In this thread I am going to post, for each individual lecture, a detailed lists of all the subjects that we have presented in class and that will be matter of evaluation at the final exam.
Here is the detailed list of subjects from lecture 1 that we have presented in class and that will be matter of evaluation at the finals.
Lecture 01: Natural language processing: An unexpected journey.
Content: What is natural language processing? A very short history of natural language processing. Why is natural language processing tricky? Word distribution, ambiguity, composition, recursion and hidden structure. Language & Learning.
References: Slides from the lecture.
Here is the detailed list of subjects from lecture 3 that we have presented in class and that will be matter of evaluation at the finals.
Lecture 03: Text normalization.
Content: Words, tokens, types and vocabulary. Herdan/Heaps law and Zipf/Mandelbrot law. Morphology: root and affixes; inflectional and derivational morphology. Word-forms and lemmas; multi-element word-forms. Corpora. Text normalization: language identification, spell checker, contraction, punctuation and special characters. Text tokenization: word tokenization, character tokenization, and subword tokenization. Subword tokenization: learning algorithm, encoder algorithm and decoder algorithm. Byte-pair encoding: algorithm and examples. Byte-level BPE and WordPiece. Sentence segmentation and case folding. Stop words, stemming and lemmatization.
References: Jurafsky & Martin, chapter 2; skip sections 2.3, 2.6 and 2.9. Slides from the lecture.
Here is the detailed list of subjects from lecture 4 that we have presented in class and that will be matter of evaluation at the finals.
Lecture 04: Words and meaning.
Content: Lexical semantics: word senses and word relationships. Distributional semantics. Vector semantics and term-context matrix. Cosine similarity. Neural static word embeddings. Word2vec and skip-gram with negative sampling: target embedding, context embedding, classifier algorithm derived from logistic regression and training algorithm. Practical issues. Other kinds of static embeddings: FastText and Glove. Visualizing word embeddings. Semantic properties of word embeddings. Bias and word embeddings. Evaluation of word embeddings. Cross-lingual word embeddings.
References: Jurafsky & Martin, chapter 5; skip equations (5.22)-(5.27). Some of the topics under practical issues have been taken from the on-line course 'NLP Course | For You' by Elena Voita. Use lecture slides for cross-lingual word embeddings.
Here is the detailed list of subjects from lecture 5a that we have presented in class and that will be matter of evaluation at the finals.
Lecture 05a: Statistical language models.
Content: Language modeling (LM) and applications. Relative frequency estimation. N-gram model, N-gram probabilities and bias-variance tradeoff. Practical issues. Evaluation: perplexity measure. Sampling sentences. Sparse data: Laplace smoothing and add-k smoothing; stupid backoff and linear interpolation; out-of-vocabulary words. Limitations of N-gram model.
References: Jurafsky & Martin, chapter 3; skip sections 3.7, 3.8.
Here is the detailed list of subjects from lecture 5b that we have presented in class and that will be matter of evaluation at the finals.
Lecture 05b: Neural language models.
Content: Neural language models: general architecture. Feedforward neural LM (NLM): inference and training. Recurrent NLM: inference and training. Character level and character-aware NLM. Practical issues: weight tying, adaptive softmax, softmax temperature, contrastive evaluation.
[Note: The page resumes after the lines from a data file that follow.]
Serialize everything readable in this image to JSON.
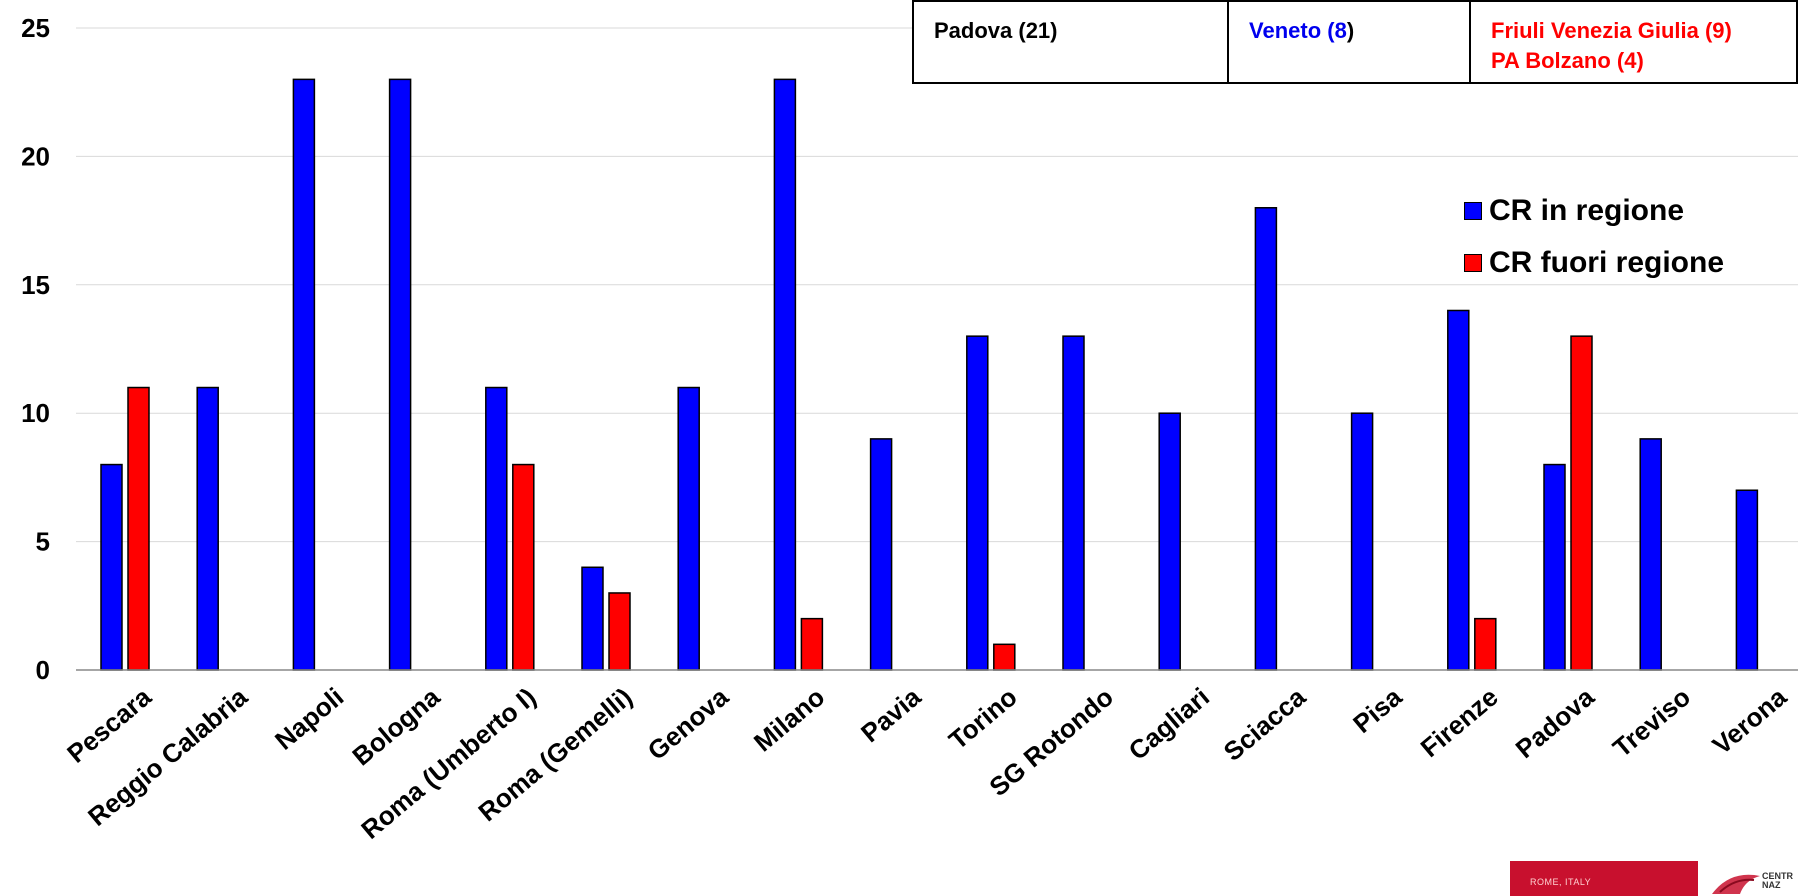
{
  "chart_data": {
    "type": "bar",
    "categories": [
      "Pescara",
      "Reggio Calabria",
      "Napoli",
      "Bologna",
      "Roma (Umberto I)",
      "Roma (Gemelli)",
      "Genova",
      "Milano",
      "Pavia",
      "Torino",
      "SG Rotondo",
      "Cagliari",
      "Sciacca",
      "Pisa",
      "Firenze",
      "Padova",
      "Treviso",
      "Verona"
    ],
    "series": [
      {
        "name": "CR in regione",
        "color": "#0000ff",
        "values": [
          8,
          11,
          23,
          23,
          11,
          4,
          11,
          23,
          9,
          13,
          13,
          10,
          18,
          10,
          14,
          8,
          9,
          7
        ]
      },
      {
        "name": "CR fuori regione",
        "color": "#ff0000",
        "values": [
          11,
          null,
          null,
          null,
          8,
          3,
          null,
          2,
          null,
          1,
          null,
          null,
          null,
          null,
          2,
          13,
          null,
          null
        ]
      }
    ],
    "ylim": [
      0,
      25
    ],
    "yticks": [
      0,
      5,
      10,
      15,
      20,
      25
    ],
    "grid": true,
    "legend_position": "right"
  },
  "info_table": {
    "cell1": "Padova (21)",
    "cell2_a": "Veneto (",
    "cell2_b": "8",
    "cell2_c": ")",
    "cell3_line1": "Friuli Venezia Giulia (9)",
    "cell3_line2": "PA Bolzano (4)"
  },
  "footer": {
    "logo_text": "ROME, ITALY",
    "logo2_line1": "CENTR",
    "logo2_line2": "NAZ"
  }
}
References: Jurafsky & Martin, section 6.5 (skip subsection 'Pooling input embeddings for sentiment') and section 13.2. General architecture for NLM has been taken from the on-line course 'NLP Course | For You' by Elena Voita, section Language Modeling. I take it for granted that you already know about feedforward neural networks and recurrent neural networks: feedforward neural networks are presented in Jurafsky & Martin sections 6.3 and 6.6; recurrent neural networks are presented in Jurafsky & Martin section 13.1.
Here is the detailed list of subjects from lecture 6 that we have presented in class and that will be matter of evaluation at the finals.
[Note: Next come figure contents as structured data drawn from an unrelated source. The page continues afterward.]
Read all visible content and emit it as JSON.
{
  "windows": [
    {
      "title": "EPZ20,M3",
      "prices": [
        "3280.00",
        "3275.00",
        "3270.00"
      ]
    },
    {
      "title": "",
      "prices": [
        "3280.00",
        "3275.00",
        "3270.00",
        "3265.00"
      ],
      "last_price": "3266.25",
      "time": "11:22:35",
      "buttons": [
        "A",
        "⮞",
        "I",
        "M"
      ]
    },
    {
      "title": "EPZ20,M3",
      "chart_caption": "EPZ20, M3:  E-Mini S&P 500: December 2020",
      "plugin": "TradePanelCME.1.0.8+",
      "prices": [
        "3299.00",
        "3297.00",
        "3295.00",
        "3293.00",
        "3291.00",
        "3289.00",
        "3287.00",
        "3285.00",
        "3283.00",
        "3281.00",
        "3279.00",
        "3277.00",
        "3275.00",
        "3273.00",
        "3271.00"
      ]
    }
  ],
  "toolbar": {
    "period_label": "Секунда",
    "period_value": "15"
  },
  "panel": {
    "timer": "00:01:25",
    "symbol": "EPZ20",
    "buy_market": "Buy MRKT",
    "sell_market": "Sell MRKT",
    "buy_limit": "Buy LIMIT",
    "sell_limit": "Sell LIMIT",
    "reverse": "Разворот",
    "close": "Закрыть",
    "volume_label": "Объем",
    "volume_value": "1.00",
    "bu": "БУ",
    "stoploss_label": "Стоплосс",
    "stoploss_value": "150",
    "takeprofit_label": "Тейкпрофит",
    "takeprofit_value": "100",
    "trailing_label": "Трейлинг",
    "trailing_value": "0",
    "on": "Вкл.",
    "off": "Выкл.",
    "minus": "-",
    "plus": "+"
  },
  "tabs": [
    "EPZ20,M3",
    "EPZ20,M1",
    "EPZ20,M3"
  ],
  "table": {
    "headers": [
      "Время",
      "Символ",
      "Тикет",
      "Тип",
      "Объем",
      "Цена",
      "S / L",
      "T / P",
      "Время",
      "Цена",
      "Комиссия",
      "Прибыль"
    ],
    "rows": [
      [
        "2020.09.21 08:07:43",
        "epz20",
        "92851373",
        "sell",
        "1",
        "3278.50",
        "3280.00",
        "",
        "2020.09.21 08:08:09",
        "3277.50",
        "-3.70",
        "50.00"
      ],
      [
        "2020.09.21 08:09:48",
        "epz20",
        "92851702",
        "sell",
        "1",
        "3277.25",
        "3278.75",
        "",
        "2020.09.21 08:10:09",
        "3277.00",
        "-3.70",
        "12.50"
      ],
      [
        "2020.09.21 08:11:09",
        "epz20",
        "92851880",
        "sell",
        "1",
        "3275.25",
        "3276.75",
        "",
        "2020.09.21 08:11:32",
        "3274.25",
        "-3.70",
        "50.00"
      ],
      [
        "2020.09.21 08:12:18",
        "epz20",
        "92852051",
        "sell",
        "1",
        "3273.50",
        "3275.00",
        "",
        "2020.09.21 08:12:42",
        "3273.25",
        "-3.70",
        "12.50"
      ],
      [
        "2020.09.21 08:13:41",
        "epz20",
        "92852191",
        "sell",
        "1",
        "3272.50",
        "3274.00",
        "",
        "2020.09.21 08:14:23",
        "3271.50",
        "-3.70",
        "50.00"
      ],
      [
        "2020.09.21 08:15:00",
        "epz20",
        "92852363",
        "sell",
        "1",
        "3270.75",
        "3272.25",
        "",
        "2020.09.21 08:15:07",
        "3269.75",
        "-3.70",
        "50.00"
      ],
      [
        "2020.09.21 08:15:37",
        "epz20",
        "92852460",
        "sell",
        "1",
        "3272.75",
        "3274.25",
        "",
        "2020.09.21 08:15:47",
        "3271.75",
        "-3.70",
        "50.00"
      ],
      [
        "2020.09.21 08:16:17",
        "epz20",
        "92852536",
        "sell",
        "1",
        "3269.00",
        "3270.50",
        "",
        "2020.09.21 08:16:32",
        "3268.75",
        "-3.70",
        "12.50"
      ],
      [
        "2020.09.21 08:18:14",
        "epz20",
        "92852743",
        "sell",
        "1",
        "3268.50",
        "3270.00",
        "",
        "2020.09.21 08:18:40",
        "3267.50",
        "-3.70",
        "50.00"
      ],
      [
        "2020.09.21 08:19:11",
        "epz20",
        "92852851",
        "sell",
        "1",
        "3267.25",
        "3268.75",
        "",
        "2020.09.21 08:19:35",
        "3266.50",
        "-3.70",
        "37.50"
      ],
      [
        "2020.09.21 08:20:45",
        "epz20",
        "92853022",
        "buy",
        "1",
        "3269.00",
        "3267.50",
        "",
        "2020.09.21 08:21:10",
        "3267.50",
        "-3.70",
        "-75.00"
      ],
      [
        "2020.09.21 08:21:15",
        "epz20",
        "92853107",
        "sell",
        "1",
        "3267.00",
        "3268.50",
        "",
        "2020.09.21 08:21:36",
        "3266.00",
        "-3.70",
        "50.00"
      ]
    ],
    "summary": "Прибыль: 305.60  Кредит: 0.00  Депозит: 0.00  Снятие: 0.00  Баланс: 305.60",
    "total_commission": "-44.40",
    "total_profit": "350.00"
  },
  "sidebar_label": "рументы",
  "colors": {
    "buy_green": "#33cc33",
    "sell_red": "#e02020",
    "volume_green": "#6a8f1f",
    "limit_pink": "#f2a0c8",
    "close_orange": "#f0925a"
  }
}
Lecture 06: Contextual word embeddings.
Content: Static embeddings vs. contextual embeddings. ELMo architecture. BERT encoder-based model. Masked language modeling. Next sentence prediction. Applications of BERT: sentiment analysis and named-entity recognition. GPT-n decoder-based model, masked attention. Sentence BERT.
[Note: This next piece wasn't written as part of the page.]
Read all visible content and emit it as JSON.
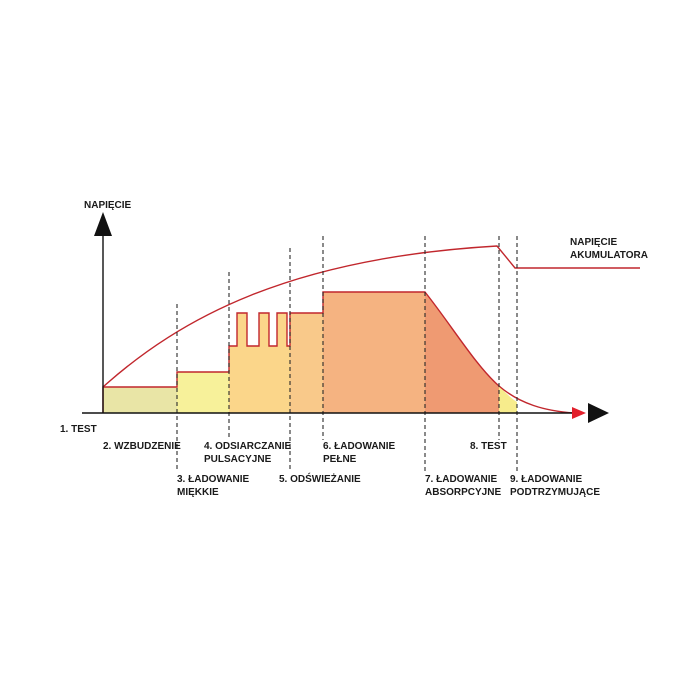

References: I take it for granted that you already know about transformers, which are presented in Jurafsky & Martin, chapter 8. ELMo model has been taken from the on-line course 'NLP Course | For You' by Elena Voita, section Transfer Learning. BERT is presented in Jurafsky & Martin, chapter 9; skip sections 9.2.3, 9.3.1, 9.3.2, 9.4.2. Use lecture slides for GPT-n and sentence BERT.